Where the list is defined:

self.standing_frames = [self.game.spriteheet.get_images(0, 0, 19, 34),
                            self.game.spriteheet.get_images(19, 0, 19, 34),
                            self.game.spriteheet.get_images(38, 0, 19, 34),
                            self.game.spriteheet.get_images(57, 0, 19, 34),
                            self.game.spriteheet.get_images(76, 0, 19, 34),
                            self.game.spriteheet.get_images(95, 0, 19, 34),
                            self.game.spriteheet.get_images(114, 0, 19, 34),
                            self.game.spriteheet.get_images(133, 0, 19, 34),
                            self.game.spriteheet.get_images(152, 0, 19, 34),
                            self.game.spriteheet.get_images(171, 0, 19, 34),
                            self.game.spriteheet.get_images(190, 0, 19, 34),
                            self.game.spriteheet.get_images(209, 0, 19, 34)]

Where the list is first called and where the error first come up:

        self.image = self.standing_frames[0]

All the pieces are in different methods but in the same class.
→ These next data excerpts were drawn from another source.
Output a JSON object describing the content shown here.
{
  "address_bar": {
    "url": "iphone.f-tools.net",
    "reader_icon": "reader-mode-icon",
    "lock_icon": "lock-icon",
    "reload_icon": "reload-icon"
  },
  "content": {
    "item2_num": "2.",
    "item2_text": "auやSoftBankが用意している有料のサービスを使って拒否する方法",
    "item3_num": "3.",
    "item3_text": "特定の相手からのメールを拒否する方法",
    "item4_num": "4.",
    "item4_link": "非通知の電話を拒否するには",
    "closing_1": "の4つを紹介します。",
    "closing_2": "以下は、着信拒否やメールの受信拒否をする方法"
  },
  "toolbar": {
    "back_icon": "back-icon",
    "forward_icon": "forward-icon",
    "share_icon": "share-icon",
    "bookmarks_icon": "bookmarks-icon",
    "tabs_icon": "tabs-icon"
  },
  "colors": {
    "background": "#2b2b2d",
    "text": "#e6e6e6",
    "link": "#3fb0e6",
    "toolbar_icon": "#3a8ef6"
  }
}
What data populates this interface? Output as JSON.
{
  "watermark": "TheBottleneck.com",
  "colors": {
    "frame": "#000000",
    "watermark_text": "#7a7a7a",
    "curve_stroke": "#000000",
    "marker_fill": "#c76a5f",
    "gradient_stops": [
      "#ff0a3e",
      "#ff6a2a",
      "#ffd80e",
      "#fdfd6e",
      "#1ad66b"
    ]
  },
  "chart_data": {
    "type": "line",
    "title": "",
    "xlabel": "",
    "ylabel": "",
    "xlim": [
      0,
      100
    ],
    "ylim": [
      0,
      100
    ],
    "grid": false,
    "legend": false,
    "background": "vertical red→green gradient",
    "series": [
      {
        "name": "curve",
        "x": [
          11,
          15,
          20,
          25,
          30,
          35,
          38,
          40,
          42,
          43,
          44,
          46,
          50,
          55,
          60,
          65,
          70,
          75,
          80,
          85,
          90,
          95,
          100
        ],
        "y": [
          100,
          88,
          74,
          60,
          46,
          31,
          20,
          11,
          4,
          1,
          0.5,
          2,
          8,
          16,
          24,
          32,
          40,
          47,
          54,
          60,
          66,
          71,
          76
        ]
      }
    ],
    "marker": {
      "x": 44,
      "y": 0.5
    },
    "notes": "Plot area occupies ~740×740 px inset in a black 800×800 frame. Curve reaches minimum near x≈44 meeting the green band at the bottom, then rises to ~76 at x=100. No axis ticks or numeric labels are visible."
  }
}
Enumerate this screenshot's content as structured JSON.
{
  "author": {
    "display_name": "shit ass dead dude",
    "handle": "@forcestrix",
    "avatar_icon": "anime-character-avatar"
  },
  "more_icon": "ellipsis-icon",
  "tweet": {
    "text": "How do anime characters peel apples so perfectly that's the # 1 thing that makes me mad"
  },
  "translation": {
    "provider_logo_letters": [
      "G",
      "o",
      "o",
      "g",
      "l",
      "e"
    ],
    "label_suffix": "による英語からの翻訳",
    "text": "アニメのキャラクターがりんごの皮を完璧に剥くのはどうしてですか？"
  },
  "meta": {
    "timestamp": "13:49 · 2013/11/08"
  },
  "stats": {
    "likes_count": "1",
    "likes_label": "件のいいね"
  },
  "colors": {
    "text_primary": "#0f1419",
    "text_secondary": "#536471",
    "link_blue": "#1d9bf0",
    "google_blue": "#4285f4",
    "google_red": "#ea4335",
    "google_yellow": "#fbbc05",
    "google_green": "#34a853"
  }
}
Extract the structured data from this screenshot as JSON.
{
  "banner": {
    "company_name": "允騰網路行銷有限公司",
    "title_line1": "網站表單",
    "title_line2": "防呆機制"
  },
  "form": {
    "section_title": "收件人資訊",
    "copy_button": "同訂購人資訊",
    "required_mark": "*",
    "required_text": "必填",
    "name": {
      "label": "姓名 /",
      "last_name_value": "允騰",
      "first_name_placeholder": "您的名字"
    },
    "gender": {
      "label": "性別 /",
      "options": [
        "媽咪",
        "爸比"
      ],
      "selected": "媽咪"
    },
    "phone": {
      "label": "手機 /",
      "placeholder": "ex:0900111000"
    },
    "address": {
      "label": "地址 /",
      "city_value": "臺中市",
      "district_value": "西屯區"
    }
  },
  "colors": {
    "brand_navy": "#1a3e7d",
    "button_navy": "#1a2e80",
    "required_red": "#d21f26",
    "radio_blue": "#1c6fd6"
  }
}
The spritesheet is a method where it separates a picture by the co-ordinates and the width and height, the image is already defined.

mcve and full code - Github

Thanks for the help :)

Upvotes: 1

Views: 44

Answers (1)

skrx
skrx

Reputation: 20448

You never call self.load_images() in the Player class, so the self.standing_frames attribute never gets assigned and the game crashes when you reference it the first time.

self.load_images()  # Call this before you use the `self.standing_frames` attribute.
self.image = self.standing_frames[0]

You also have to define a self.spritesheet attribute in the Game class.

self.spritesheet = Spritesheet('idle.png')  # Pass the filename.

Change the __init__ method of the Spritesheet like so if you want to create different sheets:

class Spritesheet:
    def __init__(self, filename):
        self.spritesheet = pg.image.load(os.path.join(animation_folder, filename)).convert()

The get_image method could be beautified a bit with pygame.Surface.subsurface.

It would also be possible to create all subsurfaces at the time of the instantiation, then you don't have to create a new surface every time an image is switched.


And there are two typos: spriteheet instead of spritesheet and .get_images instead of .get_image.